Hotel Room es una película pequeña y curiosa. Como contó
Daniel Gimelberg (36 años) a Página/12, fue el azar el que
le permitió conocer a su colega Gay durante una estada en Nueva
York. Arquitecto de profesión, Gimelberg se ganaba la vida haciendo
trabajos de carpintería cuando se cruzó con el catalán,
allá por 1993. Un llamado desde Buenos Aires les hizo saber que
contaban con el dinero de una indemnización, en pago por una tragedia
familiar. Veinticinco mil dólares y el living de la casa donde
por entonces vivía Gimelberg, sumados al aporte de algunos actores
del off Broadway y un par de vecinos del barrio, les permitieron filmar,
en inglés, 16 mm y blanco y negro, Hotel Room, una película
embebida de las peculiares circunstancias de su producción.
Si una muerte y el azar permitieron que Gay y Gimelberg pusieran a rodar
la cámara, esos son también los ejes que estructuran la
trama, organizada a la manera de un film en episodios. Pero con una particularidad:
todas las historias que transcurren en esa única habitación
(limitaciones de producción convertidas en espacio dramático)
no tienen lugar en momentos sucesivos sino en una especie de tiempo virtual.
En efecto, el modo en que se encadenen las circunstancias es lo que hace
que a ese cuarto vayan a parar unos u otros pasajeros, determinando el
curso de las distintas historias posibles. En lugar de optar por una u
otra, Gay y Gimelberg eligieron contar todas esas historias, como quien
gira un prisma y transcribe todas sus figuras.

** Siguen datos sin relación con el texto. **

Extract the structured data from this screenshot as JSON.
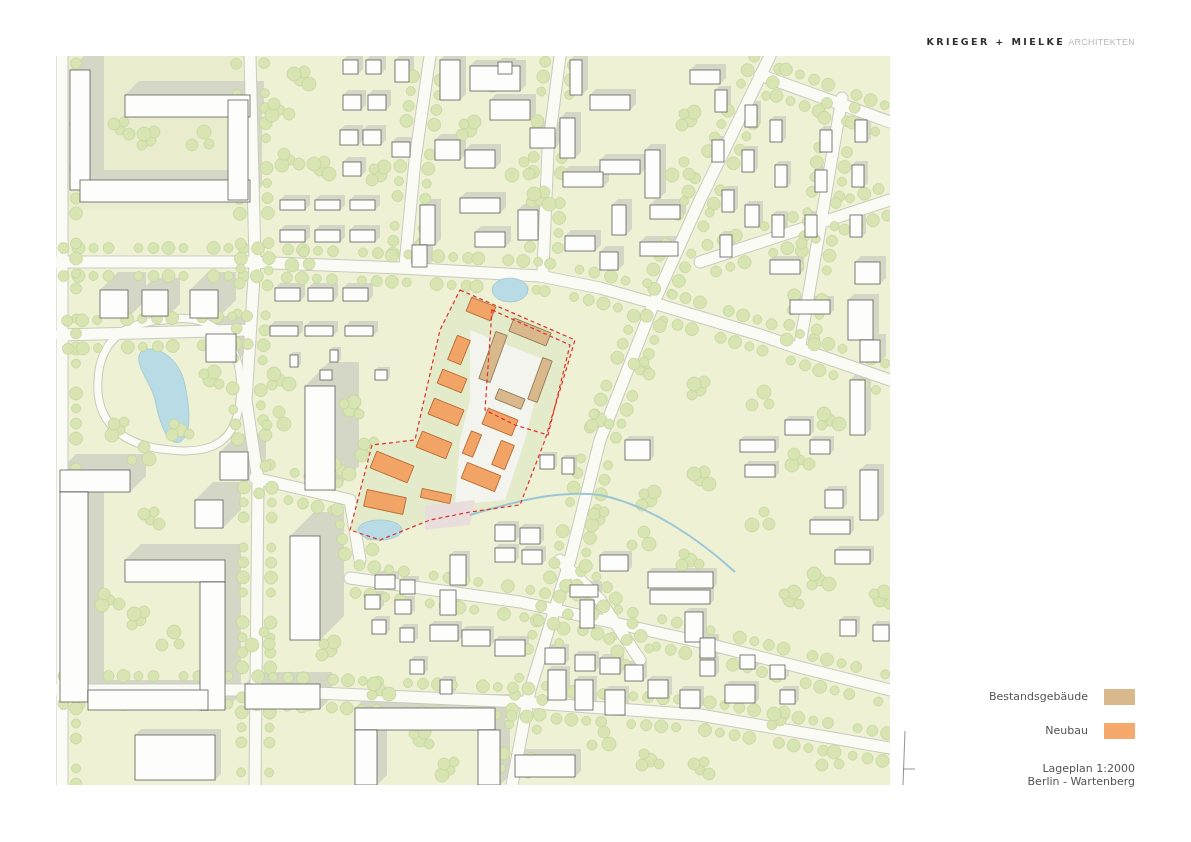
{
  "header": {
    "logo": {
      "name": "KRIEGER + MIELKE",
      "suffix": "ARCHITEKTEN"
    }
  },
  "legend": [
    {
      "label": "Bestandsgebäude",
      "color": "#d9b98c"
    },
    {
      "label": "Neubau",
      "color": "#f5a96c"
    }
  ],
  "caption": [
    "Lageplan 1:2000",
    "Berlin - Wartenberg"
  ]
}
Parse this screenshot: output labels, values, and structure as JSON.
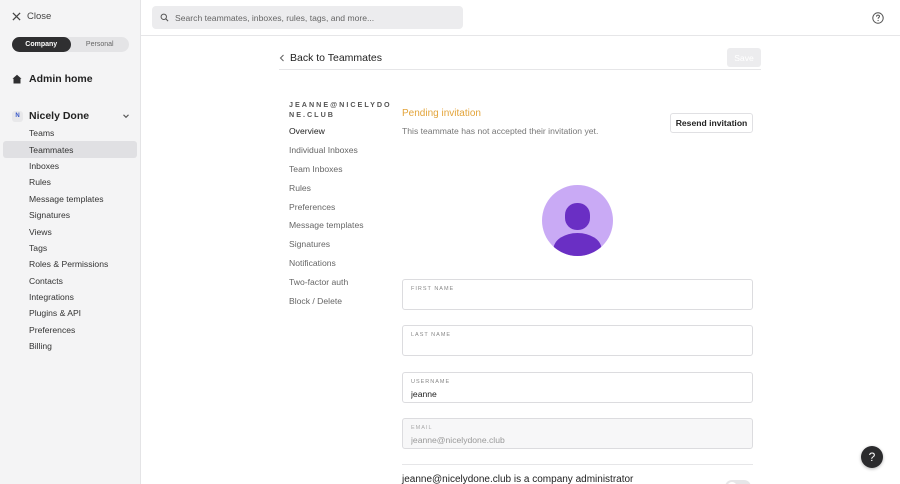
{
  "sidebar": {
    "close_label": "Close",
    "scope": {
      "company": "Company",
      "personal": "Personal",
      "selected": "Company"
    },
    "admin_home": "Admin home",
    "company": {
      "badge": "N",
      "name": "Nicely Done"
    },
    "items": [
      {
        "label": "Teams"
      },
      {
        "label": "Teammates"
      },
      {
        "label": "Inboxes"
      },
      {
        "label": "Rules"
      },
      {
        "label": "Message templates"
      },
      {
        "label": "Signatures"
      },
      {
        "label": "Views"
      },
      {
        "label": "Tags"
      },
      {
        "label": "Roles & Permissions"
      },
      {
        "label": "Contacts"
      },
      {
        "label": "Integrations"
      },
      {
        "label": "Plugins & API"
      },
      {
        "label": "Preferences"
      },
      {
        "label": "Billing"
      }
    ],
    "active_item": "Teammates"
  },
  "search": {
    "placeholder": "Search teammates, inboxes, rules, tags, and more..."
  },
  "header": {
    "back_label": "Back to Teammates",
    "save_label": "Save"
  },
  "teammate": {
    "email_heading": "JEANNE@NICELYDONE.CLUB",
    "nav": [
      {
        "label": "Overview"
      },
      {
        "label": "Individual Inboxes"
      },
      {
        "label": "Team Inboxes"
      },
      {
        "label": "Rules"
      },
      {
        "label": "Preferences"
      },
      {
        "label": "Message templates"
      },
      {
        "label": "Signatures"
      },
      {
        "label": "Notifications"
      },
      {
        "label": "Two-factor auth"
      },
      {
        "label": "Block / Delete"
      }
    ],
    "active_nav": "Overview"
  },
  "invitation": {
    "title": "Pending invitation",
    "description": "This teammate has not accepted their invitation yet.",
    "resend_label": "Resend invitation"
  },
  "form": {
    "first_name": {
      "label": "FIRST NAME",
      "value": ""
    },
    "last_name": {
      "label": "LAST NAME",
      "value": ""
    },
    "username": {
      "label": "USERNAME",
      "value": "jeanne"
    },
    "email": {
      "label": "EMAIL",
      "value": "jeanne@nicelydone.club"
    }
  },
  "admin_note": "jeanne@nicelydone.club is a company administrator",
  "help_label": "?",
  "colors": {
    "pending": "#e3a43a",
    "avatar_bg": "#c9aaf5",
    "avatar_fg": "#6a2fc4"
  }
}
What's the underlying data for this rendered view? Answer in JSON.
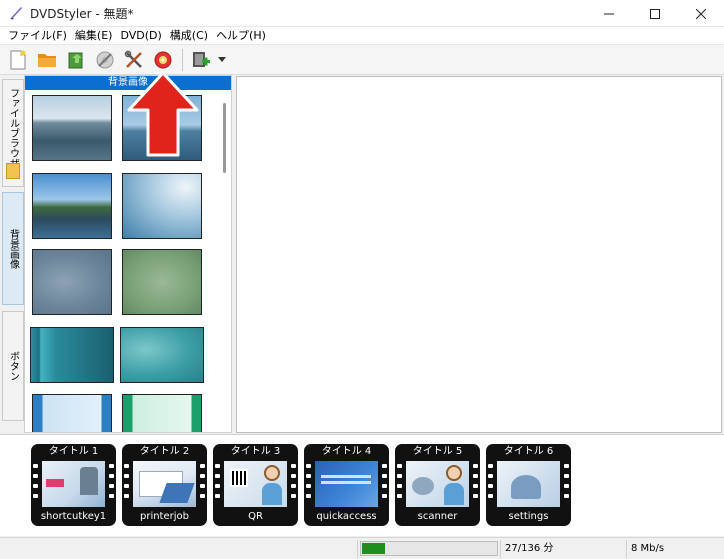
{
  "window": {
    "title": "DVDStyler - 無題*",
    "controls": [
      "minimize-icon",
      "maximize-icon",
      "close-icon"
    ]
  },
  "menu": [
    {
      "label": "ファイル(F)"
    },
    {
      "label": "編集(E)"
    },
    {
      "label": "DVD(D)"
    },
    {
      "label": "構成(C)"
    },
    {
      "label": "ヘルプ(H)"
    }
  ],
  "toolbar": {
    "buttons": [
      "new-file-icon",
      "open-folder-icon",
      "save-icon",
      "burn-disc-icon",
      "settings-tools-icon",
      "burn-dvd-icon",
      "add-video-icon",
      "dropdown-arrow-icon"
    ]
  },
  "side_tabs": [
    {
      "label": "ファイルブラウザー",
      "active": false
    },
    {
      "label": "背景画像",
      "active": true
    },
    {
      "label": "ボタン",
      "active": false
    }
  ],
  "browser": {
    "header": "背景画像",
    "thumbnails": [
      "sea-landscape",
      "sea-horizon",
      "coast-landscape",
      "blue-wave",
      "gray-blue-blur",
      "green-blur",
      "teal-stripes",
      "teal-texture",
      "light-blue-frame",
      "mint-frame"
    ]
  },
  "annotation": {
    "arrow_color": "#e0231b"
  },
  "titles": [
    {
      "header": "タイトル 1",
      "name": "shortcutkey1"
    },
    {
      "header": "タイトル 2",
      "name": "printerjob"
    },
    {
      "header": "タイトル 3",
      "name": "QR"
    },
    {
      "header": "タイトル 4",
      "name": "quickaccess"
    },
    {
      "header": "タイトル 5",
      "name": "scanner"
    },
    {
      "header": "タイトル 6",
      "name": "settings"
    }
  ],
  "status": {
    "progress_fraction": 0.17,
    "duration": "27/136 分",
    "bitrate": "8 Mb/s"
  },
  "colors": {
    "accent": "#0a6fd0",
    "progress": "#1e8f1e"
  }
}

En verdad, ideas semejantes estaban en la base de algunos films de Hal
Hartley y sobre todo en Mystery Train, film inédito de Jim Jarmusch
en el que se narraban, ya, tres historias que ocurrían en forma
simultánea. No sólo el esquema elegido sino también
el tono y la mirada característicos de ambos cineastas resurgen
en Hotel Room, imbuida de una distancia entre aséptica, irónica
y juguetona, desde la que se observa el modo en que el azar teje y desteje,
para gracia de los realizadores y desgracia de los personajes. Si hay
humor en Hotel Room, éste tiende a ser bien negro. Un empujón,
en medio de una discusión aparentemente sin importancia, termina
con un cráneo atravesado por una miniatura del Empire State. Un
cadáver va a parar a un placard. Un vestido de novia se vuelve
mortaja, y otro viste la intimidad de un pelado de gruesos bigotes. Un
padre y su hija se reencuentran en circunstancias poco ortodoxas, y así.
El aire casual y descomprometido con que se narran estas historias, todas
marcadas (como la propia génesis del film) por la fatalidad, remite
inconfundiblemente al cine independiente neoyorquino de fines de los 80
y principios de los 90, el mismo tiempo y lugar en que Hotel Room
pasó del papel al rodaje. Ese aire le da al film un carácter
fechado, cierta sensación de ejerciciohechoalasombradeotros.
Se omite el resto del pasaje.